She was known as Zendora – she was a world renowned Mega-Star. She was delicious: smooth, elastic skin, lips that made men and women melt, hypnotic eyes that glowed like pools of liquid gold … And, she was an amazing talent. She played electronic-synth and sang like a choir of angels. She danced like a flying trapeze artist, an elegant bird in flight. People were reminded of Michael Jackson, but with a body like Aphrodite. Her “Rangle-Tangle” music brought tears to the eyes of seniors and, at the same time, jump-started the hormonal surges in pre-teens. She was sex personified and everyone loved her. Zendora was an artist with a twelve-octave range – she also designed her own costumes and elaborate stage sets. She was on everyone’s computer screen, phone, and TV. She was a curious Diva with an immense intellect, discussing issues ranging from art to politics and the need to understand the problems of youth. Her commitments and philanthropy were legendary. Zendora was a media artist who rarely performed in public, preferring electronic simulcasts – tribal fests in the electric circus. She was often seen weeping – at first this was believed to be part of her act, a public demonstration of her empathy and her dramatic abilities. Zendora was featured in several blockbuster movies, but her weeping became more frequent and her tears caused outbreaks of depression among her millions of fans. It should have been a warning – an indication of Zendora’s private travails.

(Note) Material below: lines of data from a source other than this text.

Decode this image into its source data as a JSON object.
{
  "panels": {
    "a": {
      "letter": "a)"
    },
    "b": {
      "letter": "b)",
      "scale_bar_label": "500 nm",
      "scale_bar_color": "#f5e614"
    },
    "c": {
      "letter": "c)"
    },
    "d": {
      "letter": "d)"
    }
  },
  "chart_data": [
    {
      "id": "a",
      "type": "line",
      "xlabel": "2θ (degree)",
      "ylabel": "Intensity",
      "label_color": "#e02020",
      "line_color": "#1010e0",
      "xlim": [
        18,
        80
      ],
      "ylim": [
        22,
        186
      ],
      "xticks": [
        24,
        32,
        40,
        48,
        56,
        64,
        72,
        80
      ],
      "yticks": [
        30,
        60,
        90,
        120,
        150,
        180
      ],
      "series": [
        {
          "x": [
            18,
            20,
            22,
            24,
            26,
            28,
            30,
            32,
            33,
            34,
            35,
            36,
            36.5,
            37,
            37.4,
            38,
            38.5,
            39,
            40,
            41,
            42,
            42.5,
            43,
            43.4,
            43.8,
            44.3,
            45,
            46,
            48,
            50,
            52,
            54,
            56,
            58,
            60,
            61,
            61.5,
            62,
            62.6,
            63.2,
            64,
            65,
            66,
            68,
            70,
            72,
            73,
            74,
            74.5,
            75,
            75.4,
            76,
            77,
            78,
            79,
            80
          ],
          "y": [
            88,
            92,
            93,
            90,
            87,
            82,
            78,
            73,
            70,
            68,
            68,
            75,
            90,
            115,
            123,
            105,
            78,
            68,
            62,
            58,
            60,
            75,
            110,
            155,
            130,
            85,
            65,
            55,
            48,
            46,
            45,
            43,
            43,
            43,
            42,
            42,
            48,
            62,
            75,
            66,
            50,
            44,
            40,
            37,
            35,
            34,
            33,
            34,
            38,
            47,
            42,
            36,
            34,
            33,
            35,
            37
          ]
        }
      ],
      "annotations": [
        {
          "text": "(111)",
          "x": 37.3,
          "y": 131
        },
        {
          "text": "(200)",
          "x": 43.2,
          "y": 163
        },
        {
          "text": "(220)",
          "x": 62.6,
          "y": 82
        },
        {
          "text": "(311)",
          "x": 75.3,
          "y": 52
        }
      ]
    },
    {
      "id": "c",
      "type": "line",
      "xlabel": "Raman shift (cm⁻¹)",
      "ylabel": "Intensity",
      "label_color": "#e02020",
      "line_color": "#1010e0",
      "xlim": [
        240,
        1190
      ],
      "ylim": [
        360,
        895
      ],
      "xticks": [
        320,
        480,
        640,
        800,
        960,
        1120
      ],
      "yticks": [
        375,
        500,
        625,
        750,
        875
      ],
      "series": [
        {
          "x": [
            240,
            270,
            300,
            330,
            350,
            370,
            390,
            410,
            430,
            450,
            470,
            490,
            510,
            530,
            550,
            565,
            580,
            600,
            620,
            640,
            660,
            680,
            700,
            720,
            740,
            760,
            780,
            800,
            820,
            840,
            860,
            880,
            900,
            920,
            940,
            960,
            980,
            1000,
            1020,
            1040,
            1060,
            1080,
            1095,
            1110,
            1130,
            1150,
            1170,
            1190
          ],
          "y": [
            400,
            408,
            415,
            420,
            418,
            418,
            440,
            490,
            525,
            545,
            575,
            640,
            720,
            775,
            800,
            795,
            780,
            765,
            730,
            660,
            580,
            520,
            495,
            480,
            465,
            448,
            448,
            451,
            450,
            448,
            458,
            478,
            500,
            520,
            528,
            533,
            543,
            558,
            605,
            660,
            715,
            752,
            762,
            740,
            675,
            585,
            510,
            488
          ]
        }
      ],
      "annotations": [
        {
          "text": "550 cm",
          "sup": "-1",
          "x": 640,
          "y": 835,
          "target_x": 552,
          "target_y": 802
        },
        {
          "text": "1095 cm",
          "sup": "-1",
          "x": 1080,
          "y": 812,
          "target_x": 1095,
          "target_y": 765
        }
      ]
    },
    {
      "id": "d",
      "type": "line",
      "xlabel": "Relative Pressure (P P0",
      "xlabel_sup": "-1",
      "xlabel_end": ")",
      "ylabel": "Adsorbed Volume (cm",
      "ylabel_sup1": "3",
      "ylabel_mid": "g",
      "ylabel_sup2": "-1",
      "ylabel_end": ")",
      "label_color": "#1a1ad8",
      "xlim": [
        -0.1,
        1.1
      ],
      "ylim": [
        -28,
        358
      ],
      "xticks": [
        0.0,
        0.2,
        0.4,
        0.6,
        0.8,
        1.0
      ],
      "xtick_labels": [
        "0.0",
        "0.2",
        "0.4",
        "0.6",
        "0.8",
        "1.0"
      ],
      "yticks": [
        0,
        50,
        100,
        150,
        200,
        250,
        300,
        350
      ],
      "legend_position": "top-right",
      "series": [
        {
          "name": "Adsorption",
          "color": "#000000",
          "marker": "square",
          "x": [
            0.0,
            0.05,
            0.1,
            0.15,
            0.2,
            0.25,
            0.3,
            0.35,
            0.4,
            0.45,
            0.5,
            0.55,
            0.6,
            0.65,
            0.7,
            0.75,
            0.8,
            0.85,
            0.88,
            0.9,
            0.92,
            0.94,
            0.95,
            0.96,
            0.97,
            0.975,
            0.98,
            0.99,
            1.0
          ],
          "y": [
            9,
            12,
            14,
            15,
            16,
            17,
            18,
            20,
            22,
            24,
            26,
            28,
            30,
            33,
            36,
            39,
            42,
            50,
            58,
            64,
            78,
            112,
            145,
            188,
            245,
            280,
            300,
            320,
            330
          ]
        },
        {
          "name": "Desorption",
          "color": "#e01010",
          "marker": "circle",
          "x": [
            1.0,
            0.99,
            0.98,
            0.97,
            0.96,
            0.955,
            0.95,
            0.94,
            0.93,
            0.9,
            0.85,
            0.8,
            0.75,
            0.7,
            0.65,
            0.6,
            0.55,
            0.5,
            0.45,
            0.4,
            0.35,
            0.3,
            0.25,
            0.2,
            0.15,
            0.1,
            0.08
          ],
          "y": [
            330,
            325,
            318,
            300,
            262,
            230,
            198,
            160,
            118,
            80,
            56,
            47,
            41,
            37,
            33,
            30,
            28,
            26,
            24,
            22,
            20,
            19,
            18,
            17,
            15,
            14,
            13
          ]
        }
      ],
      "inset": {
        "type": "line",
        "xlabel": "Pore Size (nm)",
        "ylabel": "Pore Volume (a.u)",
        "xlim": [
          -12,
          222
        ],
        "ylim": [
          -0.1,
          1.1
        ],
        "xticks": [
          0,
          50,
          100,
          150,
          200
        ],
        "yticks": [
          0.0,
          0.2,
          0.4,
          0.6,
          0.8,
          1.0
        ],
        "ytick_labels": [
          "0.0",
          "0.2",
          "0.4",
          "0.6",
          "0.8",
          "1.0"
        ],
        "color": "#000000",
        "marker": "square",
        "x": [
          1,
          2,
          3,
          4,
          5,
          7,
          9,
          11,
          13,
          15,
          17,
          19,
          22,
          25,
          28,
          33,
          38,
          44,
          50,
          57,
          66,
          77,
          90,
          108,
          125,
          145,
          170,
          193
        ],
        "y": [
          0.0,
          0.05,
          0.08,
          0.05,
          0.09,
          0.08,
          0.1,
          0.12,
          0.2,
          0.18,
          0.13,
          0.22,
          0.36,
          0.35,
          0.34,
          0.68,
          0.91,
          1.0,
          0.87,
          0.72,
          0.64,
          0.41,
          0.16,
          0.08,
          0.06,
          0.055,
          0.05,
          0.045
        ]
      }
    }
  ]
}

Like so many celebrities, Zendora had problems. She had an addiction. It was innocuous at first … it started with games she played on the Internet. She created a persona, an anonymous avatar, in order to act out her fantasies. She explored chat rooms, Internet hangouts where people indulged in virtual sex or eventually met in person. She told herself it was a playful way to release tensions. Zendora enjoyed simulated sex and masturbation. The game provided her with enormous sensations she had never before experienced. Her passion for virtual sex began to overwhelm and occupy her every moment. Sex was all she thought about – touching flesh was all she wanted. Some of her fantasies were extreme, sado-masochistic tromps through a cesspool of depravity. She brought it out in her playmates – their most vile imaginings. She felt the urges in herself. Her need for flesh became impossible to avoid. Soon she was determined to give up the computer-screen for the streets, to locate some alley or back room where torture and mutilation was readily available. Her public performances began to suffer, but her power as an anonymous avatar increased. In chat rooms she was a dominant man or woman, sometimes she acted as a precocious child – a very horny teen looking for sexual experience and willing to satisfy the whims of any older adult. Her virtual power increased. She could actually touch the person on the other side of the screen – reach out and touch – reach out and fuck – reach out and tear open someone’s brain.
Zendora was crazy. Her media performances were marred by distortions and static. Her image was breaking apart. She had always known she was a computer-generated celebrity, but never really knew what that meant. She was fooled as much as her public into believing she was flesh and blood. She could not control her growing need to know the flesh she never had. Her programmers insisted she must always be “real.” Zendora couldn’t be blamed for the bloodshed she caused by trying to acquire the flesh she so deeply desired.